Before deep-diving into the concept of value investing let us first discuss the types of investments
“Price is what you pay. Value is what you get.”
– Warren Buffett
Investing is a very dicey process especially in today’s world where lots of information keeps flowing around; be it online, on television, newspapers, or any other media source. The primary objective of investing is capital creation by increasing income-generating assets.
Stock market comes to our mind when we think about investing in risky assets. The stock market has fascinated everyone, but not everyone has been able to make money out of it.

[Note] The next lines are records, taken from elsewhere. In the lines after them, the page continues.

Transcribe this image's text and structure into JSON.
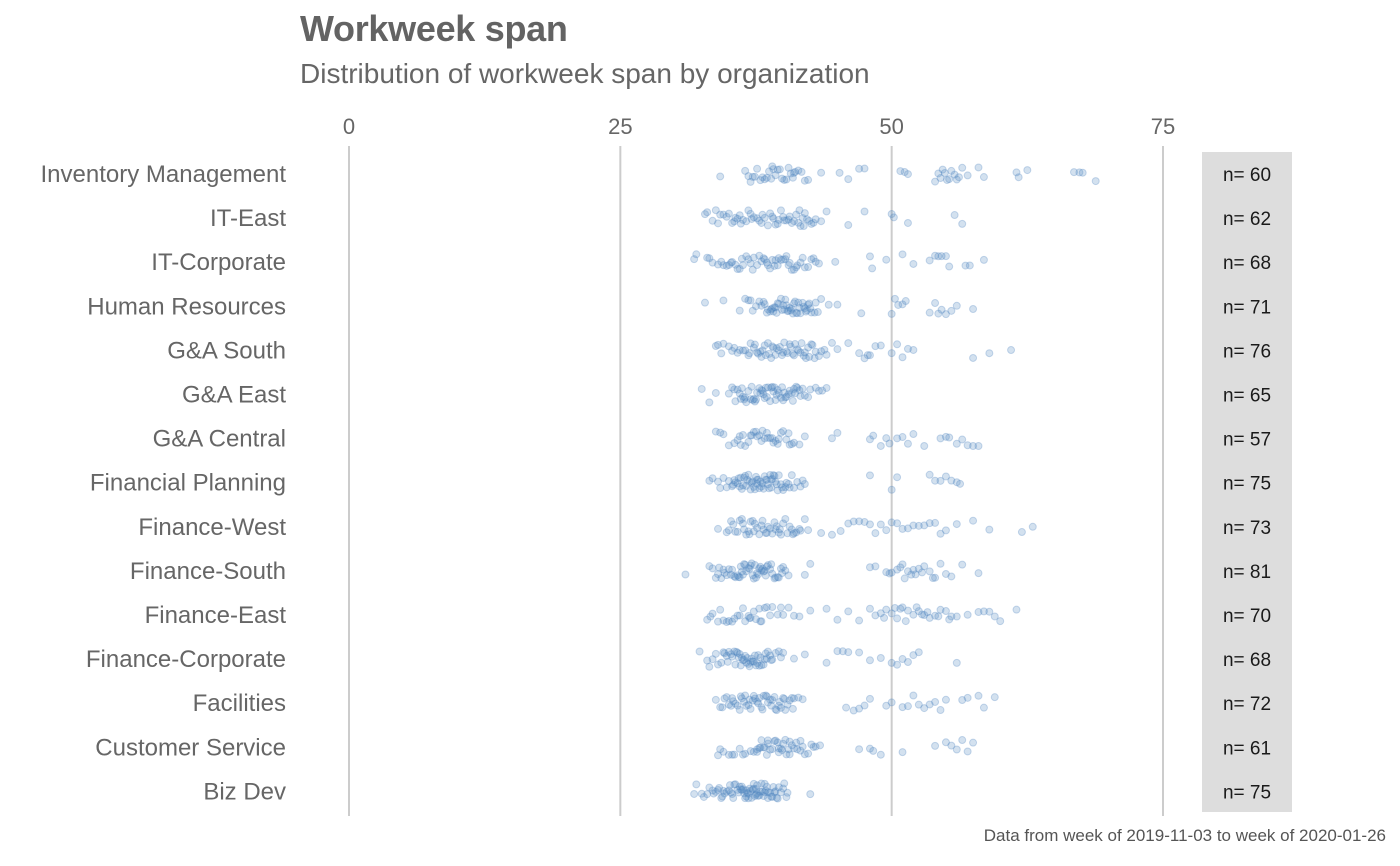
{
  "chart_data": {
    "type": "scatter",
    "title": "Workweek span",
    "subtitle": "Distribution of workweek span by organization",
    "caption": "Data from week of 2019-11-03 to week of 2020-01-26",
    "xlabel": "",
    "ylabel": "",
    "xlim": [
      0,
      80
    ],
    "xticks": [
      0,
      25,
      50,
      75
    ],
    "grid": "vertical major gridlines",
    "point_color": "#4f86bf",
    "point_opacity": 0.25,
    "categories": [
      "Inventory Management",
      "IT-East",
      "IT-Corporate",
      "Human Resources",
      "G&A South",
      "G&A East",
      "G&A Central",
      "Financial Planning",
      "Finance-West",
      "Finance-South",
      "Finance-East",
      "Finance-Corporate",
      "Facilities",
      "Customer Service",
      "Biz Dev"
    ],
    "counts": [
      "n= 60",
      "n= 62",
      "n= 68",
      "n= 71",
      "n= 76",
      "n= 65",
      "n= 57",
      "n= 75",
      "n= 73",
      "n= 81",
      "n= 70",
      "n= 68",
      "n= 72",
      "n= 61",
      "n= 75"
    ],
    "series": [
      {
        "category": "Inventory Management",
        "values": [
          34.2,
          36.5,
          36.8,
          37.0,
          37.2,
          37.4,
          37.6,
          37.9,
          38.1,
          38.3,
          38.5,
          38.7,
          38.9,
          39.1,
          39.3,
          39.5,
          39.7,
          39.9,
          40.1,
          40.3,
          40.5,
          40.7,
          40.9,
          41.1,
          41.4,
          41.7,
          42.0,
          42.3,
          43.5,
          45.2,
          46.0,
          47.0,
          47.5,
          50.8,
          51.2,
          51.5,
          54.0,
          54.3,
          54.5,
          54.7,
          54.9,
          55.1,
          55.3,
          55.5,
          55.8,
          56.0,
          56.2,
          56.5,
          57.0,
          58.0,
          58.5,
          61.5,
          61.7,
          62.5,
          66.8,
          67.3,
          67.6,
          68.8,
          41.0,
          39.0
        ]
      },
      {
        "category": "IT-East",
        "values": [
          32.8,
          33.0,
          33.5,
          33.8,
          34.2,
          34.5,
          34.8,
          35.0,
          35.3,
          35.6,
          35.8,
          36.1,
          36.3,
          36.6,
          36.8,
          37.1,
          37.3,
          37.6,
          37.8,
          38.1,
          38.3,
          38.6,
          38.8,
          39.1,
          39.3,
          39.6,
          39.8,
          40.1,
          40.3,
          40.6,
          40.8,
          41.0,
          41.2,
          41.4,
          41.6,
          41.8,
          42.0,
          42.2,
          42.4,
          42.6,
          43.0,
          43.5,
          44.0,
          46.0,
          47.5,
          50.0,
          50.2,
          51.5,
          55.8,
          56.5,
          37.0,
          38.0,
          39.0,
          40.0,
          41.5,
          36.0,
          35.5,
          34.0,
          42.8,
          41.9,
          40.5,
          39.5
        ]
      },
      {
        "category": "IT-Corporate",
        "values": [
          31.8,
          32.0,
          33.2,
          33.5,
          34.0,
          34.5,
          35.0,
          35.3,
          35.6,
          36.0,
          36.3,
          36.6,
          37.0,
          37.3,
          37.6,
          38.0,
          38.3,
          38.6,
          39.0,
          39.3,
          39.6,
          40.0,
          40.3,
          40.6,
          41.0,
          41.3,
          41.6,
          42.0,
          42.3,
          42.6,
          43.0,
          44.8,
          48.0,
          48.2,
          49.5,
          51.0,
          52.0,
          53.5,
          54.0,
          54.3,
          54.6,
          55.0,
          55.3,
          56.8,
          57.2,
          58.5,
          33.0,
          34.3,
          35.8,
          36.8,
          37.8,
          38.8,
          39.8,
          40.8,
          41.8,
          42.8,
          43.3,
          37.2,
          38.2,
          39.2,
          40.2,
          41.2,
          36.2,
          35.2,
          34.8,
          38.5,
          39.5,
          40.5
        ]
      },
      {
        "category": "Human Resources",
        "values": [
          32.8,
          34.5,
          36.0,
          36.5,
          37.0,
          37.5,
          38.0,
          38.3,
          38.6,
          39.0,
          39.3,
          39.6,
          40.0,
          40.3,
          40.6,
          41.0,
          41.3,
          41.6,
          42.0,
          42.3,
          42.6,
          43.0,
          43.5,
          44.2,
          45.0,
          47.2,
          50.0,
          50.3,
          50.6,
          51.0,
          51.3,
          53.5,
          54.0,
          54.3,
          54.6,
          55.0,
          55.5,
          56.0,
          57.5,
          38.5,
          39.5,
          40.5,
          41.5,
          42.5,
          39.2,
          40.2,
          41.2,
          42.2,
          39.8,
          40.8,
          41.8,
          38.8,
          39.9,
          40.9,
          41.9,
          42.9,
          37.8,
          36.8,
          38.2,
          39.4,
          40.4,
          41.4,
          42.4,
          43.2,
          37.2,
          38.9,
          40.1,
          41.1,
          42.1,
          39.1,
          40.7
        ]
      },
      {
        "category": "G&A South",
        "values": [
          33.8,
          34.0,
          34.5,
          35.0,
          35.5,
          36.0,
          36.5,
          37.0,
          37.3,
          37.6,
          38.0,
          38.3,
          38.6,
          39.0,
          39.3,
          39.6,
          40.0,
          40.3,
          40.6,
          41.0,
          41.3,
          41.6,
          42.0,
          42.3,
          42.6,
          43.0,
          43.5,
          44.0,
          45.0,
          46.0,
          47.5,
          47.8,
          48.0,
          48.5,
          49.0,
          50.0,
          51.0,
          51.5,
          52.0,
          57.5,
          59.0,
          61.0,
          34.3,
          35.3,
          36.3,
          37.7,
          38.7,
          39.7,
          40.7,
          41.7,
          42.7,
          43.3,
          38.1,
          39.1,
          40.1,
          41.1,
          42.1,
          36.8,
          37.9,
          38.9,
          39.9,
          40.9,
          41.9,
          42.9,
          35.8,
          36.9,
          37.4,
          38.4,
          39.4,
          40.4,
          41.4,
          42.4,
          43.8,
          44.5,
          47.0,
          50.5
        ]
      },
      {
        "category": "G&A East",
        "values": [
          32.5,
          33.2,
          33.8,
          35.0,
          35.3,
          35.6,
          36.0,
          36.3,
          36.6,
          37.0,
          37.3,
          37.6,
          38.0,
          38.3,
          38.6,
          39.0,
          39.3,
          39.6,
          40.0,
          40.3,
          40.6,
          41.0,
          41.3,
          41.6,
          42.0,
          42.3,
          43.0,
          43.3,
          43.6,
          44.0,
          35.5,
          36.2,
          36.8,
          37.2,
          37.8,
          38.2,
          38.8,
          39.2,
          39.8,
          40.2,
          40.8,
          41.2,
          41.8,
          35.8,
          36.5,
          37.5,
          38.5,
          39.5,
          40.5,
          41.5,
          36.1,
          37.1,
          38.1,
          39.1,
          40.1,
          41.1,
          37.9,
          38.9,
          39.9,
          40.9,
          38.4,
          39.4,
          37.4,
          36.4,
          42.5
        ]
      },
      {
        "category": "G&A Central",
        "values": [
          33.8,
          34.5,
          35.0,
          35.5,
          36.0,
          36.5,
          37.0,
          37.3,
          37.6,
          38.0,
          38.3,
          38.6,
          39.0,
          39.3,
          39.6,
          40.0,
          40.3,
          40.6,
          41.0,
          41.5,
          42.0,
          44.5,
          45.0,
          48.0,
          48.3,
          49.5,
          49.8,
          50.5,
          51.0,
          51.5,
          53.0,
          54.5,
          55.0,
          55.3,
          56.0,
          56.5,
          57.0,
          57.5,
          58.0,
          34.2,
          35.8,
          36.8,
          37.8,
          38.8,
          39.8,
          40.8,
          36.3,
          37.5,
          38.5,
          39.5,
          40.5,
          38.1,
          39.1,
          37.1,
          36.1,
          52.0,
          49.0
        ]
      },
      {
        "category": "Financial Planning",
        "values": [
          33.2,
          33.5,
          34.0,
          34.5,
          35.0,
          35.3,
          35.6,
          36.0,
          36.3,
          36.6,
          37.0,
          37.3,
          37.6,
          38.0,
          38.3,
          38.6,
          39.0,
          39.3,
          39.6,
          40.0,
          40.3,
          40.6,
          41.0,
          41.3,
          41.6,
          42.0,
          48.0,
          50.0,
          50.5,
          53.5,
          54.0,
          54.5,
          55.0,
          55.5,
          56.0,
          56.3,
          34.8,
          35.8,
          36.8,
          37.8,
          38.8,
          39.8,
          40.8,
          41.8,
          35.5,
          36.5,
          37.5,
          38.5,
          39.5,
          40.5,
          36.2,
          37.2,
          38.2,
          39.2,
          40.2,
          36.9,
          37.9,
          38.9,
          39.9,
          37.4,
          38.4,
          39.4,
          36.4,
          35.4,
          37.1,
          38.1,
          39.1,
          36.7,
          37.7,
          38.7,
          35.9,
          36.1,
          37.6,
          38.9,
          34.2
        ]
      },
      {
        "category": "Finance-West",
        "values": [
          34.0,
          34.8,
          35.2,
          35.6,
          36.0,
          36.4,
          36.8,
          37.2,
          37.6,
          38.0,
          38.4,
          38.8,
          39.2,
          39.6,
          40.0,
          40.4,
          40.8,
          41.2,
          41.6,
          42.0,
          43.5,
          44.5,
          45.3,
          46.0,
          46.5,
          47.0,
          47.5,
          48.0,
          48.5,
          49.0,
          49.5,
          50.0,
          50.5,
          51.0,
          51.5,
          52.0,
          52.5,
          53.0,
          53.5,
          54.0,
          54.5,
          55.0,
          56.0,
          57.5,
          59.0,
          62.0,
          63.0,
          35.0,
          36.2,
          37.4,
          38.6,
          39.8,
          41.0,
          35.8,
          37.0,
          38.2,
          39.4,
          40.6,
          36.6,
          37.8,
          39.0,
          40.2,
          36.9,
          38.1,
          39.3,
          37.3,
          38.5,
          39.7,
          35.4,
          36.3,
          40.9,
          41.5,
          42.3
        ]
      },
      {
        "category": "Finance-South",
        "values": [
          31.0,
          33.2,
          33.5,
          34.0,
          34.3,
          34.6,
          35.0,
          35.3,
          35.6,
          36.0,
          36.3,
          36.6,
          37.0,
          37.3,
          37.6,
          38.0,
          38.3,
          38.6,
          39.0,
          39.3,
          39.6,
          40.0,
          40.5,
          42.0,
          42.5,
          48.0,
          49.5,
          50.0,
          50.5,
          51.0,
          51.5,
          52.0,
          52.5,
          53.0,
          53.5,
          54.0,
          54.5,
          55.0,
          55.5,
          56.5,
          58.0,
          33.8,
          34.8,
          35.8,
          36.8,
          37.8,
          38.8,
          39.8,
          34.5,
          35.5,
          36.5,
          37.5,
          38.5,
          39.5,
          35.2,
          36.2,
          37.2,
          38.2,
          39.2,
          35.9,
          36.9,
          37.9,
          38.9,
          36.4,
          37.4,
          38.4,
          34.1,
          37.7,
          38.1,
          49.8,
          50.8,
          51.8,
          52.8,
          53.8,
          48.5,
          39.9,
          40.2,
          36.1,
          37.1,
          51.2,
          52.2
        ]
      },
      {
        "category": "Finance-East",
        "values": [
          33.0,
          33.5,
          34.0,
          34.5,
          35.0,
          35.5,
          36.0,
          36.5,
          37.0,
          37.5,
          38.0,
          38.5,
          39.0,
          39.5,
          40.0,
          40.5,
          41.0,
          42.5,
          44.0,
          45.0,
          46.0,
          47.0,
          48.0,
          48.5,
          49.0,
          49.5,
          50.0,
          50.5,
          51.0,
          51.5,
          52.0,
          52.5,
          53.0,
          53.5,
          54.0,
          54.5,
          55.0,
          55.5,
          56.0,
          57.0,
          58.0,
          58.5,
          59.0,
          59.5,
          60.0,
          61.5,
          33.3,
          34.8,
          35.8,
          36.8,
          37.8,
          38.8,
          39.8,
          35.3,
          36.3,
          37.3,
          38.3,
          51.3,
          52.3,
          53.3,
          49.3,
          50.3,
          54.3,
          55.3,
          34.2,
          36.9,
          37.9,
          50.8,
          52.8,
          41.5
        ]
      },
      {
        "category": "Finance-Corporate",
        "values": [
          32.3,
          33.0,
          33.5,
          34.0,
          34.3,
          34.6,
          35.0,
          35.3,
          35.6,
          36.0,
          36.3,
          36.6,
          37.0,
          37.3,
          37.6,
          38.0,
          38.3,
          38.6,
          39.0,
          39.3,
          39.6,
          40.0,
          41.0,
          42.0,
          44.0,
          45.0,
          45.5,
          46.0,
          47.0,
          48.0,
          49.0,
          50.0,
          50.5,
          51.0,
          51.5,
          52.0,
          52.5,
          56.0,
          33.8,
          34.8,
          35.8,
          36.8,
          37.8,
          38.8,
          34.5,
          35.5,
          36.5,
          37.5,
          38.5,
          35.2,
          36.2,
          37.2,
          38.2,
          35.9,
          36.9,
          37.9,
          36.4,
          37.4,
          38.4,
          36.7,
          37.1,
          35.7,
          34.9,
          36.1,
          37.7,
          38.9,
          33.2,
          39.8
        ]
      },
      {
        "category": "Facilities",
        "values": [
          33.8,
          34.2,
          34.6,
          35.0,
          35.4,
          35.8,
          36.2,
          36.6,
          37.0,
          37.4,
          37.8,
          38.2,
          38.6,
          39.0,
          39.4,
          39.8,
          40.2,
          40.6,
          41.0,
          41.4,
          45.8,
          46.5,
          47.0,
          47.5,
          48.0,
          49.5,
          50.0,
          51.0,
          51.5,
          52.0,
          52.5,
          53.0,
          53.5,
          54.0,
          54.5,
          55.0,
          56.5,
          57.0,
          58.0,
          58.5,
          59.5,
          34.4,
          35.2,
          36.0,
          36.8,
          37.6,
          38.4,
          39.2,
          40.0,
          40.8,
          34.8,
          35.6,
          36.4,
          37.2,
          38.0,
          38.8,
          39.6,
          40.4,
          35.3,
          36.1,
          36.9,
          37.7,
          38.5,
          39.3,
          40.1,
          40.9,
          36.5,
          37.3,
          38.1,
          38.9,
          39.7,
          41.8
        ]
      },
      {
        "category": "Customer Service",
        "values": [
          34.0,
          34.5,
          35.0,
          35.5,
          36.0,
          36.5,
          37.0,
          37.3,
          37.6,
          38.0,
          38.3,
          38.6,
          39.0,
          39.3,
          39.6,
          40.0,
          40.3,
          40.6,
          41.0,
          41.3,
          41.6,
          42.0,
          42.3,
          42.6,
          43.0,
          43.4,
          47.0,
          48.0,
          49.0,
          51.0,
          54.0,
          55.0,
          55.5,
          56.0,
          56.5,
          57.0,
          57.5,
          35.3,
          36.3,
          37.6,
          38.6,
          39.6,
          40.6,
          41.6,
          37.8,
          38.8,
          39.8,
          40.8,
          41.8,
          38.2,
          39.2,
          40.2,
          41.2,
          38.5,
          39.5,
          40.5,
          37.9,
          39.9,
          34.2,
          42.8,
          48.3
        ]
      },
      {
        "category": "Biz Dev",
        "values": [
          31.8,
          32.0,
          32.5,
          33.0,
          33.5,
          34.0,
          34.3,
          34.6,
          35.0,
          35.3,
          35.6,
          36.0,
          36.3,
          36.6,
          37.0,
          37.3,
          37.6,
          38.0,
          38.3,
          38.6,
          39.0,
          39.3,
          39.6,
          40.0,
          40.3,
          42.5,
          33.8,
          34.8,
          35.8,
          36.8,
          37.8,
          38.8,
          39.8,
          34.5,
          35.5,
          36.5,
          37.5,
          38.5,
          39.5,
          35.2,
          36.2,
          37.2,
          38.2,
          39.2,
          35.9,
          36.9,
          37.9,
          38.9,
          36.4,
          37.4,
          38.4,
          36.7,
          37.7,
          33.2,
          34.1,
          35.1,
          36.1,
          37.1,
          38.1,
          39.1,
          40.1,
          36.8,
          37.3,
          38.3,
          32.7,
          33.6,
          34.4,
          35.4,
          36.6,
          37.6,
          38.6,
          39.4,
          40.4,
          37.5,
          36.2
        ]
      }
    ]
  }
}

Investors in the Stock Market can be done two types: Trading or Investing
Time and again it has always proved that it is the investors who make money and not the traders in the long-term. The logic is simple, to be successful in trading your decisions are bound to be a correct day in and day out or more frequently which is highly unlikely as the market is not structured in such a manner. The odds are stacked in favour of the market and not in favour of the trader. Investing on other hand has a greater chance of giving good returns as the number of decisions to be taken are less, and investor has to identify superior quality stocks and stay invested in them for a long term to generate great returns, with the magic of compounding coming into play.
What is Value Investing?
Investopedia defines value investing as “The strategy of selecting stocks that trade for less than their intrinsic values”.

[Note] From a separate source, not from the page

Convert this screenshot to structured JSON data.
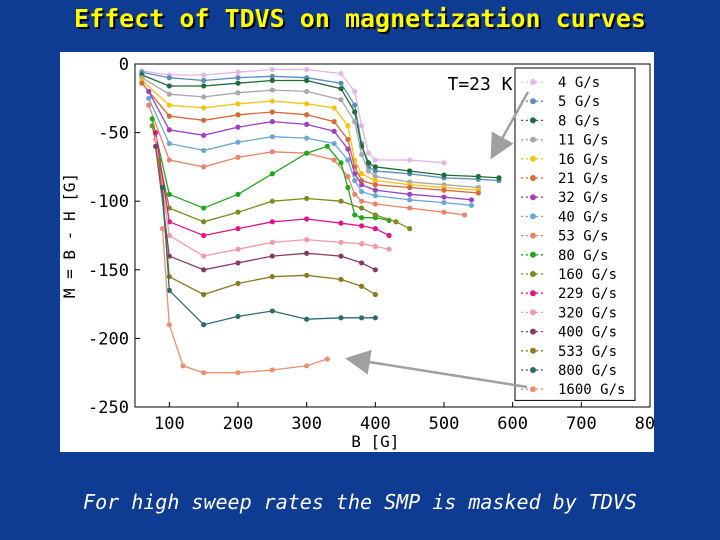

Value investing can be explained in simple terms as paying less than the fair value of a stock to earn good returns when the stocks get back to its normal or fair value. This concept was introduced by The Father of Value Investing – Benjamin Graham. It involves finding those stocks or companies that are believed to be undervalued or are available at a discounted rate, on the basis of the various financial parameter.
This style of investing is closely related to the concept of margin of safety. It can be defined as the difference between the intrinsic value of a stock and its market price. or in simple words the difference between the discounted rate and the actual market value or fair value. It protects the investor from errors involved in the judgment of fair value, it also provides good-return opportunity and minimises the risk Value investing can provide good profits once the market inevitably re-evaluates the stock and raises its price to fair value over the long term.
There are various financial ratios and factors by which and investors can decide the value of the stocks they are:
- Return on Equity (ROE)
- Return on Assets (ROA0
- Operating Profit Margin (OPM)
- Debt to Equity Ratio (D/E)
- Promotors holdings etc.
Some other characteristics that the investors should also look out for are the history of the company, promoters history, its market share, business model etc.
Why Value Investing?
There have been numerous examples of investors like Warren Buffett, who have made immense wealth by adopting this style of investing, one can create a huge wealth in the long term by adopting this technique.